NİŞAN

Devlet tarafından üstün hizmet karşılığı verilen, genellikle süslü ve değerli taşlarla bezeli bir çeşit madalyon.

Müellif:

Sözlükte “alâmet, işaret” gibi anlamlara gelen nişân kelimesi Farsça olup Osmanlı bürokrasisinde değişik mânalarda kullanılmıştır. Padişahın tuğrasını taşıyan belgelere “nişân-ı hümâyun” da denirdi (bk. FERMAN; TUĞRA). Osmanlılar’da üstün hizmeti görülen askerî ve mülkî erkâna çeşitli dereceleri olan bir tür madalya verilmesi ve takılması geleneği Batı etkisiyle II. Mahmud döneminde başlamıştır. Daha önceleri de Osmanlılar’da başarılı kimselere nişana benzer şekilde, fakat ondan daha kıymetli olarak sorguç, tuğ, çelenk, avize takdim edilirdi. Meselâ 1150’de (1737) sefer dolayısıyla gümüşten 1300 çelenk hazırlanmıştır (BA, Cevdet-Dahiliye, nr. 1315). I. Abdülhamid devrinde (1774-1789) İsveç’in Ruslar’a karşı başarı haberini bildiren elçisine 7500 kuruş değerinde bir çelenk verilmiştir. Yine Bosna’da Avusturyalılar’a karşı zafer kazanan Vali Bekir Paşa’ya türlü hediyeler yanında çelenk de gönderilmiştir. Sadece yüksek rütbeli kimselere değil savaşta başarı gösteren askerlere de çelenk dağıtıldığı anlaşılmaktadır. Hatta aşırı ölçüde dağıtılmasını bir tarihçi “çelenk fırtınası” diye anmıştır (Taylesanizâde Hafız Abdullah Efendi Tarihi, s. 314, 318, 319). III. Selim zamanında 1213’te (1798) İngiliz Amirali Nelson’un Fransız donanmasını Ebûkīr’da yakması haberi İstanbul’da büyük bir sevinçle karşılanmış ve Nelson’a mücevherli bir çelenk gönderilmiştir. Arşiv kayıtlarında Nelson’a ve diğer İngilizler’e yollanan hediyeler arasında çelenk yanında nişanların da mevcut olduğu dikkati çeker (BA, HH, nr. 15136). Ayrıca Nelson’un taktığı “hilâl nişanı” denilen bir madalya daha vardır. Genellikle ilk Osmanlı nişanı olarak bu hilâl nişanı gösterilir. Yine Mısır olayı sırasında diğer bazı İngiliz generallerine nişan diye anılan ay yıldızlı madalyalar verildiği bilinmektedir. 1216 (1801) tarihli bir belgeye göre İngiliz Generali Hutchinson, boynuna nişanlı şerit ve göğsüne bir başka mücevher nişan takılmak suretiyle ödüllendirilmiştir. Daha sonra hilâl veya şemseli nişan verme geleneği yaygınlaştı.

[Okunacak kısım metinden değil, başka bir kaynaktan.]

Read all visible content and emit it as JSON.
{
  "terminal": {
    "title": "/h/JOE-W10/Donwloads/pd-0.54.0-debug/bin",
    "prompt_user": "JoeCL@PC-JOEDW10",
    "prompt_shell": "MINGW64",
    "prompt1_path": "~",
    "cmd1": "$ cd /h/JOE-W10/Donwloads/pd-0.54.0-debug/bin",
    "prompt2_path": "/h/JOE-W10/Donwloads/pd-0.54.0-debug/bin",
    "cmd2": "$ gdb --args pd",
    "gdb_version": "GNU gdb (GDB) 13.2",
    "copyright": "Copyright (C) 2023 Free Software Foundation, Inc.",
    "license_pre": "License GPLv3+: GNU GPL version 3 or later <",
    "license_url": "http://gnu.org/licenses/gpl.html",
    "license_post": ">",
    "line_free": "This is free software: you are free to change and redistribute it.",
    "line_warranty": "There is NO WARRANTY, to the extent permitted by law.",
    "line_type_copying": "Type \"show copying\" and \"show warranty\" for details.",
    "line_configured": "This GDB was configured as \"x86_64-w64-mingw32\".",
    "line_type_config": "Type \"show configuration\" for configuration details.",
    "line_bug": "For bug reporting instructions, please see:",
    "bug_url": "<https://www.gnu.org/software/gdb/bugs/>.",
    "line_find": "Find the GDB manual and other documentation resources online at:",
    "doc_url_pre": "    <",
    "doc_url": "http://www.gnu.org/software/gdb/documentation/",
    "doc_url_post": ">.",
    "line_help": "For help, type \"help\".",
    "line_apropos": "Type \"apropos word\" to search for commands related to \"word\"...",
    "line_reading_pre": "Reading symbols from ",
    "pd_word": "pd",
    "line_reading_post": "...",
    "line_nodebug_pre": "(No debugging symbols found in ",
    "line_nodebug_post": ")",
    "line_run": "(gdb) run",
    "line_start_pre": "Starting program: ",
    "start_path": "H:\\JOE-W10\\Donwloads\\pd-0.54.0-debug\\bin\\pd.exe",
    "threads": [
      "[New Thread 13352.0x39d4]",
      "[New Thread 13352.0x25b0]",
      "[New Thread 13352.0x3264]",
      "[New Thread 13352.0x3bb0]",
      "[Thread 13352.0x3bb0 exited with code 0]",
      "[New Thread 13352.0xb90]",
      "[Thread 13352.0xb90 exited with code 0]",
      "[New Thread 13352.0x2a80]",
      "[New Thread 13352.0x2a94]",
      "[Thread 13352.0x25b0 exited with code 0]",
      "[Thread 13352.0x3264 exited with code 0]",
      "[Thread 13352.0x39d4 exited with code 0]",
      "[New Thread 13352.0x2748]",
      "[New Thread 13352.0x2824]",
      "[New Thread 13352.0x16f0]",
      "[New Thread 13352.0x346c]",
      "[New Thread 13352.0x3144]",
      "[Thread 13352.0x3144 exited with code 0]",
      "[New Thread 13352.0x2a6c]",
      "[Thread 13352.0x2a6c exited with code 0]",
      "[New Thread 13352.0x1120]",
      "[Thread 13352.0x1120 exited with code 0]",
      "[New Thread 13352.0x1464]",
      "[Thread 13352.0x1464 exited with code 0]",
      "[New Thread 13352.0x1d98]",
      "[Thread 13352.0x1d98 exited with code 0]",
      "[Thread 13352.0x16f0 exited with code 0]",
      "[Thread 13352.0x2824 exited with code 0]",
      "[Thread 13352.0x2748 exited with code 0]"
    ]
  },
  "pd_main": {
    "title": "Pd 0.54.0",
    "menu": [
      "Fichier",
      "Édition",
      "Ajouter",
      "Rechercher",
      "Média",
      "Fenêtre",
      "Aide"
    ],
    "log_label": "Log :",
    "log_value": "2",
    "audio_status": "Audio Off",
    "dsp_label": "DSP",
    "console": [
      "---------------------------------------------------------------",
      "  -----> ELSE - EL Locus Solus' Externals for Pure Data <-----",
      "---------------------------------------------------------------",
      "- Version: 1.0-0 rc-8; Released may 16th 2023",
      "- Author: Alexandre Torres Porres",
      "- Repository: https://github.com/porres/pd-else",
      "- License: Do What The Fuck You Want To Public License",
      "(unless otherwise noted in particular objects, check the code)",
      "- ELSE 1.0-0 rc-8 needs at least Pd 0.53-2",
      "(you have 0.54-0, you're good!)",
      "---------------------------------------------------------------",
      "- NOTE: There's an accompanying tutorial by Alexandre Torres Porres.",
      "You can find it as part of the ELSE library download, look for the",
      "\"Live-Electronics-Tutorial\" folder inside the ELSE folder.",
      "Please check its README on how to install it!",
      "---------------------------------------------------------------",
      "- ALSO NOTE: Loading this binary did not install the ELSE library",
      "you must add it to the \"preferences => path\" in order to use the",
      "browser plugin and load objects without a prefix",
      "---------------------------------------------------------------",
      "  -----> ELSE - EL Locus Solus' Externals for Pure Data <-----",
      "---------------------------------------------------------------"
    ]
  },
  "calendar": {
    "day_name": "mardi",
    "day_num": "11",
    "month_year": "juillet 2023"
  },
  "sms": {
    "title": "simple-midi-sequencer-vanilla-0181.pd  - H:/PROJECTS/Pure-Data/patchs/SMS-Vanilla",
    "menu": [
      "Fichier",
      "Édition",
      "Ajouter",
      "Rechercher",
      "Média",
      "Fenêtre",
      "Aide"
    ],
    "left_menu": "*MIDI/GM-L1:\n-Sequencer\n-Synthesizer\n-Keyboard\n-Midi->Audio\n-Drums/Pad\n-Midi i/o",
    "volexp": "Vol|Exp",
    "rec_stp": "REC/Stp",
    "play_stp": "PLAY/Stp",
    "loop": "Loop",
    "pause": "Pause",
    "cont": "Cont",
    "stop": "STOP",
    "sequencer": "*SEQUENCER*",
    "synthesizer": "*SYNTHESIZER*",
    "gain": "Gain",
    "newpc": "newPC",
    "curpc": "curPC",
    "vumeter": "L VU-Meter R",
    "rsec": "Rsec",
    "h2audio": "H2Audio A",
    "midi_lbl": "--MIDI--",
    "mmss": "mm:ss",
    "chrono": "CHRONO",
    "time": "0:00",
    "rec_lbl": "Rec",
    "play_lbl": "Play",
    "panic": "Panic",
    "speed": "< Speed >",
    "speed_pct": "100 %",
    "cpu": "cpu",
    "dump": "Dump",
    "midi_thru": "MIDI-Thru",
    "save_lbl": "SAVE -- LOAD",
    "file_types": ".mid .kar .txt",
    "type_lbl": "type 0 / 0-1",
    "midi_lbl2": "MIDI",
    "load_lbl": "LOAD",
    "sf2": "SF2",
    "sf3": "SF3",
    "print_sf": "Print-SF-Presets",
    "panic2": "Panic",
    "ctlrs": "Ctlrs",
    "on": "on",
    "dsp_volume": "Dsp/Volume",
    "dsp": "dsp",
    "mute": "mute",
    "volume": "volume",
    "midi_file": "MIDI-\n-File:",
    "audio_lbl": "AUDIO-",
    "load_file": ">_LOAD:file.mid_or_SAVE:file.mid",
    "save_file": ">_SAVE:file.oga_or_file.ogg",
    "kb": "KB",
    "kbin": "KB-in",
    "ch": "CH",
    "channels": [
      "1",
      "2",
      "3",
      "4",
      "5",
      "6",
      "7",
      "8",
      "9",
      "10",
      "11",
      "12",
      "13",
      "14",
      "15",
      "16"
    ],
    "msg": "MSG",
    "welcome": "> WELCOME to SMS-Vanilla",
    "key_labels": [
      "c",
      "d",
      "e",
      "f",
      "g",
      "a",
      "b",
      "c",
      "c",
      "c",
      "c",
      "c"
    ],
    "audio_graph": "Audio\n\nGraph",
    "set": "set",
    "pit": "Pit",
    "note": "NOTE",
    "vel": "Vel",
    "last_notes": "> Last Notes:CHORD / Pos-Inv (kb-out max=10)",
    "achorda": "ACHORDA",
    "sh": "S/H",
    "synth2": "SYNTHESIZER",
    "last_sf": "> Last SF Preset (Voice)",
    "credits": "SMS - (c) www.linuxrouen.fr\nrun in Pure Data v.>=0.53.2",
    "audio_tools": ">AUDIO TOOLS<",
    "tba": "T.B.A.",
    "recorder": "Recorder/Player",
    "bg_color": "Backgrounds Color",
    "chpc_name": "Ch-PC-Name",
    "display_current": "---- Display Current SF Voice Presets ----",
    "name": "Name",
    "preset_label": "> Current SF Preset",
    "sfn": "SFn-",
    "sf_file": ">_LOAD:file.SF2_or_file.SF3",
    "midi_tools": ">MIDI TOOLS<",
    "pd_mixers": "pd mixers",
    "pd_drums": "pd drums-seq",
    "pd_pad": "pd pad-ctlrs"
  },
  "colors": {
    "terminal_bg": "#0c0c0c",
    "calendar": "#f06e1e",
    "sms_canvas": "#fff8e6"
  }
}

II. Mahmud döneminde 1812’de eski tip nişan ve taltif alâmetlerine son verilişinin ardından Yeniçeri Ocağı’nın kaldırılması ve yeni askerî teşkilâtın kurulması sebebiyle rütbeleri belirtmek üzere nişanlar oluşturuldu. Bu tür nişanlar ûlâ, sâniye, sâlise ve râbia rütbelerine mahsus olmak üzere dört çeşitti ve mücevherliydi. Aynı devirde çıkarılan iftihar nişanları da altın ve gümüşten yapılmış olup elmasla bezenmiştir. Vak‘anüvis Ahmed Lutfi Efendi 1833’te iftihar nişanının bir nizamnâmesinin yayımlandığından söz eder. Sultan Abdülmecid zamanında imtiyaz nişanı denilen bir başka nişan daha ihdas edildi. Bunun dereceleri yoktu. Ahmed Lutfi Efendi, 1841’de Mustafa Reşid Paşa’ya Mısır meselesinin çözümünde gösterdiği hizmet karşılığı bir adet nişân-ı imtiyaz verildiğini yazar. Bu nişan 1846’da Kavalalı Mehmed Ali Paşa’ya da verilmişti. Bir başkası 1849’da Keçecizâde Fuad Paşa’ya takdim edilmişti. Yüksek seviyedeki şahıslara verildiği anlaşılan bu nişan sahibinin ölümü halinde evlâdına intikal eder, ancak izinsiz takılamazdı. 1265’te (1848), olur olmaz vesilelerle nişan verildiği gerekçesiyle memurlarla lâyık olanlardan başkalarına nişan takılmaması hakkında bir nizamnâme çıkarıldı. Bu nizamnâmeye göre ilmiye mensuplarından bilâd-ı erbaa ve mahreç mollalarının nişanları olmadığı için yaptırılan on dört adet nişanın şeyhülislâm vasıtasıyla tedariki kararlaştırıldı. 1851’de eski iftihar nişanları kaldırıldı ve para darlığı yüzünden nişanlar toplattırılıp darphâneye teslim edildi.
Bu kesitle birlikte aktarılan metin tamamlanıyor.